The campaign commercials, the ballot proposal advertisements and social media bombardment will come to an end.
But first, Michigan Radio’s Jack Lessenberry and Daniel Howes of the Detroit News provided Stateside with election coverage.
“I don’t think this election will be that close, I think Obama will win it by three points,” said Lessenberry.
To both Lessenberry and Howes, once the election is over the auto industry will become less heated of an issue.
“My view on this is that once this election is over, the whole bailout debate becomes a historical debate. If Barack Obama wins reelection I think there is every expectation that his Treasury Department will move ahead with unwinding the remaining shares that they hold in General Motors in small pieces so it’s not a seismic financial event. And Romney made it clear that if he is president he would sell those shares, take the loss and move on. As a political matter, Obama could not be hurt by it again and I think Romney would take some action pretty quickly. Either way, it ceases to be an issue and it becomes a topic of historic debate,” said Howes.
“If Obama wins Ohio it will be because of the auto bailout. After the election, the bailout is history and the automakers will be in a new dynamic. They are never going to be the mass-employer of unskilled labor at high wages that they were,” said Lessenberry.
That the auto industry continued to be a topic of interest to both parties is somewhat of a surprise to both Lessenberry and Howes.
“I think the other thing that needs to be said about the auto bailouts is they have emerged as the most distorted topic in the entire campaign. You would think, listening to the democrats that Romney wanted to take Detroit Bankrupt and the administration didn’t. Well, they did,” said Howes.
“To me the big mystery of this campaign is that Romney couldn’t leave this issue alone. He ought to have said in the Michigan primary, ‘That is then, this is now.’ but he kept returning to it and everything he said, true or not, seemed to make it worse for him,” said Lessenberry.
“When the Detroit News editorial board interviewed Romney in February, I pushed him on that issue and he said, ‘I, as president, would not allow these companies to fail,” said Howes.
But action of any kind, feels Lessenberry, was essential.
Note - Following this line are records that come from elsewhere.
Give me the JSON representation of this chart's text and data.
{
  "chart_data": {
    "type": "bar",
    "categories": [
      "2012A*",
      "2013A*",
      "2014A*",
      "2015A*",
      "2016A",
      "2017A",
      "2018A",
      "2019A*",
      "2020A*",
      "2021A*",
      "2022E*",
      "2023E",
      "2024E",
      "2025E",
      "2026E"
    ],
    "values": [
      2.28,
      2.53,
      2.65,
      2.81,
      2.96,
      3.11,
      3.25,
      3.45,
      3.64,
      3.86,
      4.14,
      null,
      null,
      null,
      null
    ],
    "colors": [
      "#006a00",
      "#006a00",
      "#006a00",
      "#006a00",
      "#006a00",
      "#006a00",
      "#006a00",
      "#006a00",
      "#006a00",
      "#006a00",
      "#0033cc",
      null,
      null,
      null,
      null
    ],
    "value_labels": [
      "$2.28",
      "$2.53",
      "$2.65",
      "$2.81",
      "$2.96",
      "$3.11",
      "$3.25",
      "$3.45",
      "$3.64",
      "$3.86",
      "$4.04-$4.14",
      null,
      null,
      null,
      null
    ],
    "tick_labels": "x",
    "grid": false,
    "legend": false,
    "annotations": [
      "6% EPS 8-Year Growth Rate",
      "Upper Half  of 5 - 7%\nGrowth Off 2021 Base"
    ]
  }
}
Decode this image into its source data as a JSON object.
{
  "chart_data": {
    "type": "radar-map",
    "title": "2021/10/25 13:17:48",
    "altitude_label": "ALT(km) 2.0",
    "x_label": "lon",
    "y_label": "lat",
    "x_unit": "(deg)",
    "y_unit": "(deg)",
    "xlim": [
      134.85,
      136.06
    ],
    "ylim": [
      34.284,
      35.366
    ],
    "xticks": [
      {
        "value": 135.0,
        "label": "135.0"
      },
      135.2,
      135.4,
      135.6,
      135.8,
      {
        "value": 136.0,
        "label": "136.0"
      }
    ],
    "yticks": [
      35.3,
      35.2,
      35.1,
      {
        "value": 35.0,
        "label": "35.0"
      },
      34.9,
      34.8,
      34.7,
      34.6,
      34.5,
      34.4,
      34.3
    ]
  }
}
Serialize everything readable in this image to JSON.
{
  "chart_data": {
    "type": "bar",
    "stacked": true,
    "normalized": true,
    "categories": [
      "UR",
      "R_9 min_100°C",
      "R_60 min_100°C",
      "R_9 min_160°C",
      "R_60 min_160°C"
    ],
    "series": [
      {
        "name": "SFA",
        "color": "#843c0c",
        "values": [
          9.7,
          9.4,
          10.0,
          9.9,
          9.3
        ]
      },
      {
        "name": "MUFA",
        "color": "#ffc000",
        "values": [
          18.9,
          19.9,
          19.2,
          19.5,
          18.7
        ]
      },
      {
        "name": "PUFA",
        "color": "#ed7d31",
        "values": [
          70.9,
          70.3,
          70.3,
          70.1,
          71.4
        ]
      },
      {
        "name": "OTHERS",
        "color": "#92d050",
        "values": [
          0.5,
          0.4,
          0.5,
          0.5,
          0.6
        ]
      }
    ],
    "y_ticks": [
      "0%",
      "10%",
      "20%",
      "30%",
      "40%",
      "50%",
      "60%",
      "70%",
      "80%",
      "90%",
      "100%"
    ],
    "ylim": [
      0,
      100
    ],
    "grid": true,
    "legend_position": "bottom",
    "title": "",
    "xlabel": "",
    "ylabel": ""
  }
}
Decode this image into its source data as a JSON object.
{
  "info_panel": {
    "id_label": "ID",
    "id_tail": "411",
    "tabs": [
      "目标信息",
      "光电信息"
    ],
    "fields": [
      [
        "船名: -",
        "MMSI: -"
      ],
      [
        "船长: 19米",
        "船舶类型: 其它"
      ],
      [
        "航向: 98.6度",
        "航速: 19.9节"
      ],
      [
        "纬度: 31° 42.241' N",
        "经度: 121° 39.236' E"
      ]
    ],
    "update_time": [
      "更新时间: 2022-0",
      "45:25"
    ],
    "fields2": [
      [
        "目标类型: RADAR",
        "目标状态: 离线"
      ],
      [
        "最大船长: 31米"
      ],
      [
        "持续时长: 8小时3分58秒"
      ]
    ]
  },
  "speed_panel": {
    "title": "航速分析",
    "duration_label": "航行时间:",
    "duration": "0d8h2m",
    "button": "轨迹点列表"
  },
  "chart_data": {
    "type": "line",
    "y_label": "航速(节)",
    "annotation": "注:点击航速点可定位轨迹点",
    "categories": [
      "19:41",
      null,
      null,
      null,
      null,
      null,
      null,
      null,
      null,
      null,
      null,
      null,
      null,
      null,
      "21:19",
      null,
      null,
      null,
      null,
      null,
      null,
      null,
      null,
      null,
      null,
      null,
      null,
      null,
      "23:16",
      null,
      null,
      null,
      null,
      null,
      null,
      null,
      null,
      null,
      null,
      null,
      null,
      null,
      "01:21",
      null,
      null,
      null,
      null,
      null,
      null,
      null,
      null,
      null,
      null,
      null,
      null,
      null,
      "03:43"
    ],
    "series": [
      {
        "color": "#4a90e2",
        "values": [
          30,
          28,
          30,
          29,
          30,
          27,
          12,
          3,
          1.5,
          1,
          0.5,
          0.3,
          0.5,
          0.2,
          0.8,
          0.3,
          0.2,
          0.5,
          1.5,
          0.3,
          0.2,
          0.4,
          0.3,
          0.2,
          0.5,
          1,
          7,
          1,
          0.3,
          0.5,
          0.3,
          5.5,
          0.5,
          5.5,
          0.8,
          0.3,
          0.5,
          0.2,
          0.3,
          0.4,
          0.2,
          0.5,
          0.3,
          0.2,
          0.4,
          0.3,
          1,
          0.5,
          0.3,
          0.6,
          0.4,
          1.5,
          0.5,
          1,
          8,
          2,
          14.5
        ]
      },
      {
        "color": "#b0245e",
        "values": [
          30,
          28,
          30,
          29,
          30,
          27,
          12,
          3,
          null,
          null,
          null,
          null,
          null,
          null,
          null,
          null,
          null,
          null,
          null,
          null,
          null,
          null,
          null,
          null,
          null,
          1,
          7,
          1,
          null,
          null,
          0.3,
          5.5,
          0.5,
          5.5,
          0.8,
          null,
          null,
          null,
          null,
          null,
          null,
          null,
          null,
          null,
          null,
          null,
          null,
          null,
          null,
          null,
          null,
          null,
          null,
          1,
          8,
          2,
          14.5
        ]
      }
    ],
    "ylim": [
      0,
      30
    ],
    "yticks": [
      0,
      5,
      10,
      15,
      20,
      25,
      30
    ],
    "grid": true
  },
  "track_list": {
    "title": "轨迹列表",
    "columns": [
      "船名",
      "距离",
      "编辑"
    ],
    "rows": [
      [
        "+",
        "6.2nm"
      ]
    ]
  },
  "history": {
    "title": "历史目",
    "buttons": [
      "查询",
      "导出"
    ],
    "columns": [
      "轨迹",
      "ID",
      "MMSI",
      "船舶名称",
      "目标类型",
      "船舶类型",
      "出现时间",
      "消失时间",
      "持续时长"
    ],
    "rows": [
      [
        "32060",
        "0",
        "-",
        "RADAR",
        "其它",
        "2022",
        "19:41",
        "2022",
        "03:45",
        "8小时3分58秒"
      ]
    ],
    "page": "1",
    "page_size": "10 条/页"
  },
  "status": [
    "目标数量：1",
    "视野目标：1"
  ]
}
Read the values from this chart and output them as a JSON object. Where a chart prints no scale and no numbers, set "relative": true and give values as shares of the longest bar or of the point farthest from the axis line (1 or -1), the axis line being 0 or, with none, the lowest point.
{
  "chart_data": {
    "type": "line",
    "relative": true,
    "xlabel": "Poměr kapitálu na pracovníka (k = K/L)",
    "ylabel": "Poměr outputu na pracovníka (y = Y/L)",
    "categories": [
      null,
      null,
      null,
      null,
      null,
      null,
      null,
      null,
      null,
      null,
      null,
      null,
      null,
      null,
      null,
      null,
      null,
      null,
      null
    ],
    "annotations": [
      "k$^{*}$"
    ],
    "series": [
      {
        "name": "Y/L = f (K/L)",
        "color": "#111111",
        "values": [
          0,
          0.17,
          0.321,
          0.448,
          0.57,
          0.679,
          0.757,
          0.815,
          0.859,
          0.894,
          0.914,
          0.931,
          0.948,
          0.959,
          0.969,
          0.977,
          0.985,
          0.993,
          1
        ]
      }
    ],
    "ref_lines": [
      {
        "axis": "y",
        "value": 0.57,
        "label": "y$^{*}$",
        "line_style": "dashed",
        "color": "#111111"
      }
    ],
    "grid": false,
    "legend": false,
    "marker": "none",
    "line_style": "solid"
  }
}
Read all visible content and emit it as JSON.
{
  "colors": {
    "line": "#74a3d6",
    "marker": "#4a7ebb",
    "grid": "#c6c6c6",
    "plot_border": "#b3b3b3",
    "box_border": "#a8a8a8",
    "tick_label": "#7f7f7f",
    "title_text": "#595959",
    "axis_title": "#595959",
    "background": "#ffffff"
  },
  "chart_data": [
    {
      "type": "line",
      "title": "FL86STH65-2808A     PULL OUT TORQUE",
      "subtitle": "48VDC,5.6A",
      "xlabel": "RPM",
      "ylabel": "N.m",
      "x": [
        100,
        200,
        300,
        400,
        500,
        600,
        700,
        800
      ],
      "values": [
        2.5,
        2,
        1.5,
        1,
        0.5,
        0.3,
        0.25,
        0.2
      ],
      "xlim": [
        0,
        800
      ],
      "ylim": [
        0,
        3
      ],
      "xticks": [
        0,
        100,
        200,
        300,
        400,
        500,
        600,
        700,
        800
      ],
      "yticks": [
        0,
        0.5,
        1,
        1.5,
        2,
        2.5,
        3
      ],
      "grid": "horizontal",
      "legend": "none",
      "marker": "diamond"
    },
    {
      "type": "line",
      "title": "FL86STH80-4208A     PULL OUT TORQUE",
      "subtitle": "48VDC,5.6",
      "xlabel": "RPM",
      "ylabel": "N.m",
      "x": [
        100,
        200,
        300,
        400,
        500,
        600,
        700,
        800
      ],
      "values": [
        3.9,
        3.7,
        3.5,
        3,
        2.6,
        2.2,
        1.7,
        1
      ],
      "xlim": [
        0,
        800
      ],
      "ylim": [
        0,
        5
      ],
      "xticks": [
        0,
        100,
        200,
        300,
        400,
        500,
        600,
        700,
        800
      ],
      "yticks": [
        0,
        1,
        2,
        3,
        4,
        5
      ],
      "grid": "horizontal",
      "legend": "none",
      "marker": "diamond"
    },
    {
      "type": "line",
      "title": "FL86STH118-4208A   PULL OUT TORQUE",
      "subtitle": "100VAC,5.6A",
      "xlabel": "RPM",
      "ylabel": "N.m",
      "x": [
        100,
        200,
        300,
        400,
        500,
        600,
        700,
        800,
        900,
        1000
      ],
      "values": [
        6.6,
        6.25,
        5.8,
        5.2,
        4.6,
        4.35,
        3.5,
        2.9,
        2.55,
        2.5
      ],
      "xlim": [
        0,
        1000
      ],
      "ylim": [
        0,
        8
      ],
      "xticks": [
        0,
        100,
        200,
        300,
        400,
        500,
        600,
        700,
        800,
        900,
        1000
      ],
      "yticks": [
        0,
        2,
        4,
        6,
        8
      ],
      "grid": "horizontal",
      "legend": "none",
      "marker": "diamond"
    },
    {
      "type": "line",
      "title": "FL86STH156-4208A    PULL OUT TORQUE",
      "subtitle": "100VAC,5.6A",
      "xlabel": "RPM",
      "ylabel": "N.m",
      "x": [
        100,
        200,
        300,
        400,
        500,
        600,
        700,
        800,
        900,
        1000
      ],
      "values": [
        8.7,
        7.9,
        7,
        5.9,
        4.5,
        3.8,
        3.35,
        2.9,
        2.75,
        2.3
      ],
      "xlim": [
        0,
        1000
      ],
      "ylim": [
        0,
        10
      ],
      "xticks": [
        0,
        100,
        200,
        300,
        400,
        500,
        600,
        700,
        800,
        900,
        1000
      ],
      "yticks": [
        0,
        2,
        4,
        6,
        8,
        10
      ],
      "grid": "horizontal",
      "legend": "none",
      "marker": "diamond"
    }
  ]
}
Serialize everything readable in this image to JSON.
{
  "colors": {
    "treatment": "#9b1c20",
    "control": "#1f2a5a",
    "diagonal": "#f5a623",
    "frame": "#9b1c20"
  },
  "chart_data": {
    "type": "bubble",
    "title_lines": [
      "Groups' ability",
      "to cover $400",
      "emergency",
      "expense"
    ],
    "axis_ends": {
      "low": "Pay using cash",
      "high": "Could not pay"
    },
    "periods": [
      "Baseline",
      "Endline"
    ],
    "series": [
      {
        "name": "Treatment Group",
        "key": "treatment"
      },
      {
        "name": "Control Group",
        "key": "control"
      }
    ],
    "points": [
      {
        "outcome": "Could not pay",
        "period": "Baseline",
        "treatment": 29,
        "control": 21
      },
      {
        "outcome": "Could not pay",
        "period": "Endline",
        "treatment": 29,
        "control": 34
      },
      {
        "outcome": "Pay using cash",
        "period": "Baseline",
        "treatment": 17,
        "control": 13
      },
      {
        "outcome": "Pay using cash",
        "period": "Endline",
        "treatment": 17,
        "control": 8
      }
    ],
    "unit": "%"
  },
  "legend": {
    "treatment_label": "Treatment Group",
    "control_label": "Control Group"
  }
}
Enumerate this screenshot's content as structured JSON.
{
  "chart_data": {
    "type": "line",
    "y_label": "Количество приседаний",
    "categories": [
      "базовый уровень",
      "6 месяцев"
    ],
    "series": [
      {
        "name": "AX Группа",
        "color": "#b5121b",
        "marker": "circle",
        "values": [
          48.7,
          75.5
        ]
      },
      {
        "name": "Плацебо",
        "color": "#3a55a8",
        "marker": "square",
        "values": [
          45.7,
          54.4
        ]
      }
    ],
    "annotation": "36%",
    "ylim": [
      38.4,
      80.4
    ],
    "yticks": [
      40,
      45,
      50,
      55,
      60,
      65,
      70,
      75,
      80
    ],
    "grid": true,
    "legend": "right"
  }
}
“I don’t think any president could have let them fail, politically,” said Lessenberry.
“Any president who is faced with economic disaster in the Midwest would have done the same thing,” said Howes.
The two guests concluded by providing their predictions.
“I hope they don’t say deadlock. I think they’ll say, ‘Obama wins, Democrats hold Senate,’” said Lessenberry.
“I think they’ll say, ‘Ohio is too close to call, it’s not over.' And that the ballot proposals in Michigan have all failed and the Emergency Manager Law has been upheld.” said Howes.